Thursday, February 16, 2012

Year 2, Day 47: Ezra 9

Struggling

Ezra 9 is a tough chapter.  It is a difficult chapter for two reasons.  First, it is difficult to read.  There is no action here.  Ezra discovers sin and prays to God.  It is a chapter of conversation and theology, which makes it hard to read and understand.  Second, it is hard to read because it is a chapter that should cause deep and internal probing.  It is a chapter that once understood it will cause us to enter into a period of deep introspection.

A Godly Pattern

So let’s begin where the chapter begins.  Ezra hears the news: the people are intermarrying with the native inhabitants.  Their hearts are turning away from God.  Before long their hearts will follow their spouses into the religions of the Canaanites and all the other native inhabitants.  Before long, the Hebrew nation will be back where it was before the Assyrian captivity.  Ezra tears his clothes and weeps, because He knows what is going on.  It seems like such a sad moment after so much joy in this book of the Bible.

But let’s stop here for a second and go one step back.  The fact that Ezra is able to be in this place is actually a good thing.  Look at the flow of this book.  The people return to the land.  The Temple is rebuilt.  Worship begins anew.  A man of God comes into their midst and begins teaching.  Sin is exposed.  {Imagine that, right?  A teacher of God comes into our midst and sin is exposed!  It’s a natural consequence to the Word of God coming into our life.}

This is inherently a good thing!  Even though the last step in that chain is a dark one, the chain itself is a wonderful chain!  It is good to build people up to a point of desiring a greater place of worship!  But we must understand that a necessary step in that process is this step where sinfulness is exposed.  All of us who have ever returned from a point in our life of captivity under sin have had to come to a point where our sin is exposed.  It is a natural part of the process – it is a good part of the process.  It may not be particularly enjoyable, but it is a good part of the process!

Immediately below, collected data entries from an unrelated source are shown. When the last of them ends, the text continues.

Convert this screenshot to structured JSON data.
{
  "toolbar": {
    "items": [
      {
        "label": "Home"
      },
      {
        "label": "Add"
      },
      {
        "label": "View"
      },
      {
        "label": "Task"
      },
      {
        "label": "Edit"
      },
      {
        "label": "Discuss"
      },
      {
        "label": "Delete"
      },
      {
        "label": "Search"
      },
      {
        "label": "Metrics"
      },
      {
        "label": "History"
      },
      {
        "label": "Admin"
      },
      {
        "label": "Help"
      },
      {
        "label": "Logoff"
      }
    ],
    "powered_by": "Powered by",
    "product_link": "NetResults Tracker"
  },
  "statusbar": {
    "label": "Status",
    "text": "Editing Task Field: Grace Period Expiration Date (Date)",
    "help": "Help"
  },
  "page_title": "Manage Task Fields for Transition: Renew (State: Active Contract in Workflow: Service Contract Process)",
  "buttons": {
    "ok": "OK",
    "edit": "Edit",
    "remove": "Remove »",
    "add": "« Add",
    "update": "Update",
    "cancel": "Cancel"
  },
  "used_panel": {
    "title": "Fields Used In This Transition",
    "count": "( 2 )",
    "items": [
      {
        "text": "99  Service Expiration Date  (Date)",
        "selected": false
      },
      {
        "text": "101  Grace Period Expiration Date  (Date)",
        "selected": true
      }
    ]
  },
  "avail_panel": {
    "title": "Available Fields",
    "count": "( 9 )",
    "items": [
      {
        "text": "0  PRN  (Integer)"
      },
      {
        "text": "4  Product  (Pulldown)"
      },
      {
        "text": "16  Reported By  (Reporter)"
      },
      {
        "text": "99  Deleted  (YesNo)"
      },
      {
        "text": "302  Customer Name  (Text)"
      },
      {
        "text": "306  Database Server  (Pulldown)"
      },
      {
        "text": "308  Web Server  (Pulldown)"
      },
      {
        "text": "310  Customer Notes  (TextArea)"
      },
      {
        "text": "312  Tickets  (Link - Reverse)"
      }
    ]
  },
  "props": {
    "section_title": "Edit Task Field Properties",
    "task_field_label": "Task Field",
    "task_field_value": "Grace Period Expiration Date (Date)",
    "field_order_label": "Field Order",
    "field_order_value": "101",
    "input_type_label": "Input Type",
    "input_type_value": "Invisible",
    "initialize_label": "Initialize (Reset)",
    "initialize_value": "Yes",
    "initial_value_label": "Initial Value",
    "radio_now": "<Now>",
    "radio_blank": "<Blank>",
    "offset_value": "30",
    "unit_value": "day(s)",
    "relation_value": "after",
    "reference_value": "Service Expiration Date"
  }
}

At the same time, it is important to understand that the process as I listed it above is not the complete process.  Exposure of sin must bring about one final step.  It is a step in which we must make a choice.  Up until now God was doing all the work and making all the earlier steps possible.  God makes it possible to return to His Promised Land.   God makes it possible for the temple to be rebuilt out of the consequences of our sinful corruption. {For us in the Christian era the temple is our being.} God makes it possible to worship Him.  God makes it possible for His ways to be taught among us.  God exposes our sin.  Then we hit the one step that is under our control: respond.

The Response

How do we respond?  Well, that is what ultimately will determine whether or not the process is a good process or a tragic process.  If we respond by hearing our sinfulness and repenting of it, then it is a great process!  If we respond in rebellion and refuse to repent of our sinfulness, then it is still a good process but it has a tragic end.  It is still a good process because God’s hand was at work.  It is tragic if we don’t respond to God’s hand at work.

But you will notice something about the response.  It doesn’t only involve confession.  It is not enough for the people of the land to say, “Yup, we screwed up.  Sorry, God.”  No, they have to make it right.  They have to fix the consequences of their sin.  In fact, they have to put away their sin.  They have to put away their foreign spouses.  Trust, me, there isn’t much of a bigger life altering repentance than what this chapter suggests.

I imagine it quite literally went something like this.  Ezra’s teaching is that the people need to say to their spouses: “Either you become Jewish and follow my God with all your heart or this marriage is over.”  That’s pretty blunt, but that is pretty much what this chapter is suggesting.

Please don’t hear me saying that this is my Christian advice for marriage.  I believe that there are several places in Paul’s writings especially that talk about being loyal to non-Christian spouses in hopes of winning them back to Christ.  I think that point has a very valid place in this conversation if we are solely talking about this chapter as it pertains to marriage.  {See 1 Corinthians 7, for example.}

But in more general terms, I am saying that this is great advice when it comes to dealing with sin.  There is no place in our life for “entertaining sin.”  The true disciple of God doesn’t say, “I’ll follow God, but I’m going to keep this sinful dynamic of my life around over here and hope that I’ll learn how to redeem it for God.  Because you know what?  Sin cannot be made righteous!  Sin can only be tacked to the cross and abandoned.  Those who sin can be made righteous and forgiven, but in doing so we are called away from our sinfulness.  That, I believe, is the point of Ezra’s prayer and his interaction with the people.

Once more I find myself repeating a truth that I tend to forget.  Becoming a follower of Christ is about becoming the person God wants me to be.  I often want my faith to lead me to a place where I can be a Christianized version of me still doing the things I want to do.  Following God is about abandoning sin, not manipulating God’s forgiveness so I can embrace it.

What can we learn from this chapter?  God’s process in our life is good, but it is also often painful.  God leads us to crossroads of repentance.  But it is up to us to decide if we are going to follow the sin and abandon God or if we are going to follow God and abandon sin.  In either case, we cannot think we can follow God and keep sin around.  Those paths diverge at the point of repentance.